Kolundan tuttuğu kadını sürükleyerek götürdü canının acımasına aldırmadan. Kulakları sağırdı sevdiğim dediği kadının acı dolu iniltilerine. Düşe kalka zorla getirildiği eve geri dönmüştü Narin. Zalimce fırlatılmıştı kaldığı odanın yüzüne. Bekliyordu. Ölüm gelip onu alsında bitsin bu işkence diye, sadece bekliyordu. Ama bilmediği bir gerçek ise Harun o kadar kolay almayacaktı intikamını. Koynuna aldığı her kadının teninde hep Narin'i, karısını düşlemişti adam. Şimdi elinin altında hazır duruyorken ve belkide son nefesini onun elleri arasında veriyor olacakken son kez tenini hissetmeliydi. O adamdan da böyle almış olacaktı intikamını. Hiç kimse ona ait bir kadına elini sürmeye cesaret etmemeliydi. Gösterecekti bunu herkese ve ardından sıra o'nada, Narin'ini ondan çalan o adama, Devran'ada gelecekti.
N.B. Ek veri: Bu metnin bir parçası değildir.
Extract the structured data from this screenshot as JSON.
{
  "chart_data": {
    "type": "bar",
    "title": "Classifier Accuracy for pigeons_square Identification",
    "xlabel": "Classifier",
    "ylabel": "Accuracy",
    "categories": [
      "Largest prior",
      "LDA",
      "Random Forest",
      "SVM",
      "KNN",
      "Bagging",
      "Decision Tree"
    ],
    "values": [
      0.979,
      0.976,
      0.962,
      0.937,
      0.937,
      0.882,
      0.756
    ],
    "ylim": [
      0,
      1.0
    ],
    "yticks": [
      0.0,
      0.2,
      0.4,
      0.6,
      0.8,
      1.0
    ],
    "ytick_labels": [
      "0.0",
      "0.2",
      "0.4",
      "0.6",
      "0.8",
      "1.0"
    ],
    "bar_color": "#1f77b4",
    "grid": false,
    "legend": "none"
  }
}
Narin, Harun'un az önce savurduğu yerde yorgun ve bitkin bedeniyle yarı uzanmış, ayaklarını kendine doğru çekmiş yere bakıyordu. Başında onun canını almaya hevesli adamın hareketsiz durması onu şaşırtsada büyük bir teslimiyetle bekliyordu hiç sesini çıkarmadan. Bir hışırtı duydu önce, başını hafif kaldırıp göz ucuyla baktığında adamın pantolonunun kemerini çözdüğünü gördü. Öyle kolay ölüm yoktu yine ona. Anlamıştı Narin. Harun yine onu kemeriyle dövecekti. Oturduğu yerde büzüldü istemsizce. Ölümden korkmuyordu belki ama bedeni acıyı tatmıyordu uzun zamandır ve bu farkındalıkla içi ürperdi. İlk darbeyi bekledi, gözleri sımsıkı sindiği duvar dibinde. Ve acımasızca bedenine inen kemerle bir feryat koptu dudaklarından. Acı öylesine keskindi ki, hazır olduğunu zannetse de istemeden fırlamıştı bir ah nidası ağzından. İkinci, üçüncü darbelerle gözleri yaşardı ama sıktı kendini Narin. Yalvarmayacaktı ona. Bu zevki tatdırmayacaktı.